On remarquait ces jours derniers dans une société pensante la satisfaction touchante et générale qui avait signalé la fête de J.-J. Rousseau, de ce philosophe humain et sensible, que les préjugés, la jalousie et l’intolérance regardèrent et traitèrent en ennemi pendant qu’il vécut. Il semblait que la postérité entière se fût chargée de venger tant d’outrages faits à la bienfaisance d’un homme qui avait travaillé toute sa vie, et presque seul, à servir l’humanité et la constitution sociale, en éclairant l’une et l’autre sur leurs devoirs les plus sacrés. On était attendri sur sa cendre, on était dans l’admiration du bien qu’avaient fait ses ouvrages : de-là, ce recueillement, religieux en quelque sorte, qui s’est montré dans toute la marche triomphale de ce grand homme au Panthéon. Il était précédé de ses ouvrages qui restent ; ses accens se mêlaient à la fête et lui donnaient un charme de plus : il semblait avoir inspiré lui-même l’idée de ce faisceau ingénieux qui réunissait les drapeaux de trois peuples libres, le Génevois, l’Américain et le Français. Au bas de chacun de ces drapeaux, on voyait les bustes de Rousseau, de Voltaire et de Franklin, restaurateurs ou promoteurs de la liberté chez ces trois peuples.

Le sarcophage qui renfermait les cendres du philosophe de l’humanité était dans un char qui représentait l’île immortelle des Peupliers, et le cortège est arrivé au Panthéon au milieu des transports et des bénédictions de tout le peuple français. Là, le président de la Convention, Cambacérès, a couronné cette fête par le discours suivant, interrompu souvent par les larmes et par les applaudissemens des spectateurs :


« Citoyens,

» Les honneurs du Panthéon, décernés aux mânes de Rousseau, sont un hommage que la nation rend aux vertus, aux talens et au génie.

» S’il n’avait été que l’homme le plus éloquent de son siècle, nous laisserions à la renommée le soin de le célébrer ; mais il a honoré l’humanité, mais il a étendu l’empire de la raison, et, reculé les bornes de la morale. Voilà sa gloire et ses droits à notre reconnaissance.

» Moraliste profond, apôtre de la liberté et de l’égalité, il a été le précurseur qui a appelé la nation dans les routes de la gloire et, du bonheur ; et si une grande découverte appartient à celui qui l’a le premier signalée, c’est à Rousseau que nous devons cette régénération salutaire qui a opéré de si heureux changemens dans nos mœurs, dans nos coutumes, dans nos lois, dans nos esprits, dans nos habitudes.

» Au premier regard qu’il jeta sur le genre humain, il vit les peuples à genoux, courbés sous les sceptres et les couronnes ; il osa prononcer les mots d’égalité et de liberté.

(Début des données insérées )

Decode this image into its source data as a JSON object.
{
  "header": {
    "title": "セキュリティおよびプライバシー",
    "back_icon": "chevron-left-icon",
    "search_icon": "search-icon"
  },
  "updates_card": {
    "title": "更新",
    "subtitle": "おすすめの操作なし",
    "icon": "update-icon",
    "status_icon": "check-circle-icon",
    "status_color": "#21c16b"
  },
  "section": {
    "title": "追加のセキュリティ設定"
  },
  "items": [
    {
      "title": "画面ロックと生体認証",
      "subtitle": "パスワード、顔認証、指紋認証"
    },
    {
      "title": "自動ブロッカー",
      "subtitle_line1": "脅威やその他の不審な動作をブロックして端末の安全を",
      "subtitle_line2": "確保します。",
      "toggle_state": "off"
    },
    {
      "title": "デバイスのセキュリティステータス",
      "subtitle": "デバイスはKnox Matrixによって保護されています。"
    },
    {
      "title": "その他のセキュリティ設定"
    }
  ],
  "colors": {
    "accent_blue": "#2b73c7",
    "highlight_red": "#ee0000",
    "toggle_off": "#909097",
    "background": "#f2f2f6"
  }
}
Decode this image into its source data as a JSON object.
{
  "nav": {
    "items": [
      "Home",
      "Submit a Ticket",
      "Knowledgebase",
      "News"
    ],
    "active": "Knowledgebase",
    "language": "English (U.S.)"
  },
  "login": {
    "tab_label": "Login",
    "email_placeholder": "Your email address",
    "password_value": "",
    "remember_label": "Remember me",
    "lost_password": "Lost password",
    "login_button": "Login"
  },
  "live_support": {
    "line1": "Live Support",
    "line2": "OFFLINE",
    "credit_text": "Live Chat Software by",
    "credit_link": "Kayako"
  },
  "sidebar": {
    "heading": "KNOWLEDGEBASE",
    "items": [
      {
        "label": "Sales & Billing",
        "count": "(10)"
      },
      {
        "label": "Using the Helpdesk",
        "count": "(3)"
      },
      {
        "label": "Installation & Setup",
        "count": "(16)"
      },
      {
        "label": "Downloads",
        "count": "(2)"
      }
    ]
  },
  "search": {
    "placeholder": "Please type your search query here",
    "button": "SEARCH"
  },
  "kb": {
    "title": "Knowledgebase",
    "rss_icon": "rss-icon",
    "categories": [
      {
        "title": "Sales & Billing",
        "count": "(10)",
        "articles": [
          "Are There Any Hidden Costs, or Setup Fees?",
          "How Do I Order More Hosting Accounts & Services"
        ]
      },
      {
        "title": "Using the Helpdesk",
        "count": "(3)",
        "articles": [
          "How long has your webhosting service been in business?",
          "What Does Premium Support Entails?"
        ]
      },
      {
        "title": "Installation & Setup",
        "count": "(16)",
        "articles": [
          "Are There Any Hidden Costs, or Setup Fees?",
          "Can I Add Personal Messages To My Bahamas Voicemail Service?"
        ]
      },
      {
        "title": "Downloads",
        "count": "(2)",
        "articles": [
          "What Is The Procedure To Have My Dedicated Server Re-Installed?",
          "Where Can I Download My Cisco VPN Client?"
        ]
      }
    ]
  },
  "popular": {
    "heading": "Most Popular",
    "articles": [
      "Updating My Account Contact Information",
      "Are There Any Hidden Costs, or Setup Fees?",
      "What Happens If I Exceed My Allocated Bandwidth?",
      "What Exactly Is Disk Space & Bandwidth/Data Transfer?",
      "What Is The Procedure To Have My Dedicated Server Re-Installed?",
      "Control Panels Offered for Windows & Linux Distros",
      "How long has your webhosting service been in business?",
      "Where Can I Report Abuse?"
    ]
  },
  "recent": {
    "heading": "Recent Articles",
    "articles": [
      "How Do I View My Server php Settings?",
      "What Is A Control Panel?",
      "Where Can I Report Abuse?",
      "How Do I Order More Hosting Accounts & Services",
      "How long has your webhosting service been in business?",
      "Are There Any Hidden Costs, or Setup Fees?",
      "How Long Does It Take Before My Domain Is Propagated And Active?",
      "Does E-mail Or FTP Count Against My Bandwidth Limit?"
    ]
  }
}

» Ces mots ont retenti dans les cœurs, et les peuples se sont levés.

» Il a le premier prédit la chute des empires et des monarchies ; il a dit que l’Europe avait vieilli, et que ces grands corps, prêts à se heurter, allaient s’écrouler comme ces monts antiques qui s’affaissent sous le poids des siècles.

» Politique sublime, mais toujours sage et bienfaisant ; la bonté a fait la base de sa législation : il a dit que, dans les violentes agitations, il faut nous défier de nous-mêmes ; que l’on n’est point juste si l’on n’est humain ; et que quiconque est plus sévère que la loi, est un tyran.

» Le germe de ses écrits immortels est dans cette maxime : Que la raison nous trompe plus souvent que la nature. Fort de ce principe, il a combattu le préjugé, il a ramené la nature égarée ; et, à la voix de Rousseau, le lait de la mère a coulé sous les lèvres de l’enfant.

» Enfin, comme si Rousseau eût été l’ange de la liberté et que toutes les chaînes eussent dû tomber devant lui, il a brisé les langes mêmes de l’enfance, et, à sa voix, l’homme a été libre depuis le berceau jusqu’au cercueil.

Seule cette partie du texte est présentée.